PREVLAR: Phase 2a randomized trial to assess the safety and efficacy of RRx-001 in the attenuation of oral mucositis in patients receiving head and neck chemoradiotherapy

Document Type

Journal Article

Publication Date

1-13-2023

Journal

International journal of radiation oncology, biology, physics

DOI

10.1016/j.ijrobp.2022.12.031

Keywords

RRx-001; head and neck cancer; oral mucositis; priming; radiation therapy

Abstract

INTRODUCTION: No FDA-approved intervention exists for oral mucositis (OM) from chemoradiotherapy (CRT) used to treat head and neck cancers. RRx-001 is a hypoxia-activated, cysteine-directed molecule which impacts key pathways involved in OM pathogenesis. This Phase 2a, multi-institutional trial was designed to assess the safety and feasibility of three schedules of a fixed concentration of RRx-001; a standard-of-care arm was included to identify potential signals of efficacy for further study. METHODS: This study enrolled patients with oral cavity and oropharynx squamous cell carcinoma receiving definitive or postoperative cisplatin-based CRT. Patients were randomized into four cohorts. In arms 1-3, RRx-001 was co-infused with patients' blood at differing intervals.
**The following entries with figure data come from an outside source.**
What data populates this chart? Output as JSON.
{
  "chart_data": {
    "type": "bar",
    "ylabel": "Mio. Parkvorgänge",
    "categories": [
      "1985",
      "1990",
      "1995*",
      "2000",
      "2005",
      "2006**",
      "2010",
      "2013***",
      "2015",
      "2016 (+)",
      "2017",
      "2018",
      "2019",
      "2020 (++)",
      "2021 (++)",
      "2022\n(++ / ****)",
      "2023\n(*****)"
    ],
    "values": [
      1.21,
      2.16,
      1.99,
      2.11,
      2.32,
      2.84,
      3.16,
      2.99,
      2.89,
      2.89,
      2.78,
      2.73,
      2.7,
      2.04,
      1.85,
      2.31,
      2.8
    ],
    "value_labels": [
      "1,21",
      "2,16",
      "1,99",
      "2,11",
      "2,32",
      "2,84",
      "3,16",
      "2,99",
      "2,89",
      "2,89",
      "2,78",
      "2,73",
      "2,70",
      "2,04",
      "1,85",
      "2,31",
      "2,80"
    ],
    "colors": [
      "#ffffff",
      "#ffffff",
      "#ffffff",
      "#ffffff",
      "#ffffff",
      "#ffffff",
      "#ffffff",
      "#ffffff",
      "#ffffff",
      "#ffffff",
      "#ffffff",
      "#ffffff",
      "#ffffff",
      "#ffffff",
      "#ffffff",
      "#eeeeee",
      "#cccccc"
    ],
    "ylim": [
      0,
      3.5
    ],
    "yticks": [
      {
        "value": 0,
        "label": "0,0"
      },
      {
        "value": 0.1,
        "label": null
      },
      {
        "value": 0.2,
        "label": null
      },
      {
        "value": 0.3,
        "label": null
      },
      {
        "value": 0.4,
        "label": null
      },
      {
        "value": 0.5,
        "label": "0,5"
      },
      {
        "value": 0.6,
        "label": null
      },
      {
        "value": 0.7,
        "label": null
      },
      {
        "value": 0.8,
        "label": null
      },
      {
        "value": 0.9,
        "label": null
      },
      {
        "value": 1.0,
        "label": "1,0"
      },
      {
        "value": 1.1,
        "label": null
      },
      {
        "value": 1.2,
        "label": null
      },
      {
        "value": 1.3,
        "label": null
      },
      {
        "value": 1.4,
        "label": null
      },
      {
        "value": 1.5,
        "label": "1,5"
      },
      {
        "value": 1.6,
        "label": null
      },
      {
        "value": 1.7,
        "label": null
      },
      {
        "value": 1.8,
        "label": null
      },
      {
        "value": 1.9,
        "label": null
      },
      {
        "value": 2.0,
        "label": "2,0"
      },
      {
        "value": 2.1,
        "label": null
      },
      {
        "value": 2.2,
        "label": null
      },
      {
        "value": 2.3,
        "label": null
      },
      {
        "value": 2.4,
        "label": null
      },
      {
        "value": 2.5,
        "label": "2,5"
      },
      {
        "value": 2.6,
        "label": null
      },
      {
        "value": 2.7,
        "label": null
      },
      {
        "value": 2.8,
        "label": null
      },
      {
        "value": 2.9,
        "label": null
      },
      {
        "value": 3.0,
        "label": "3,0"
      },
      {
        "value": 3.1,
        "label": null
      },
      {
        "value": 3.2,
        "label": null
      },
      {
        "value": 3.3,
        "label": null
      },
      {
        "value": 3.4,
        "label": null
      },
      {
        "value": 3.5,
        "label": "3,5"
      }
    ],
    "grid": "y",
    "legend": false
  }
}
Arm 4 was a control cohort of patients treated with CRT alone. Trained evaluators assessed OM using a standardized data collection instrument twice weekly during treatment and then until resolution. OM severity was scored centrally using WHO criteria. Safety outcomes were assessed using NCI-CTCv4 benchmarks. Long-term tumor response was defined by RECIST v1.1 criteria. RESULTS: Fifty-three patients were enrolled, with 46 and 45 individuals contributing safety and efficacy data, respectively. There were no severe adverse events attributed to the study drug. Across all three active arms, the study drug was infused fully per protocol in 86% of patients. All three RRx-001 treatment cohorts appeared to demonstrate a similar or lower OM duration relative to control; Arm 1 had the lowest median duration of severe oral mucositis (SOM), 8.5 days versus 24 days in controls among patients who developed at least one day of SOM . There were no locoregional failures in any patient. CONCLUSIONS: Our results support the safety and feasibility of RRx-001 as an intervention to mitigate SOM. Additional studies are planned to confirm its efficacy.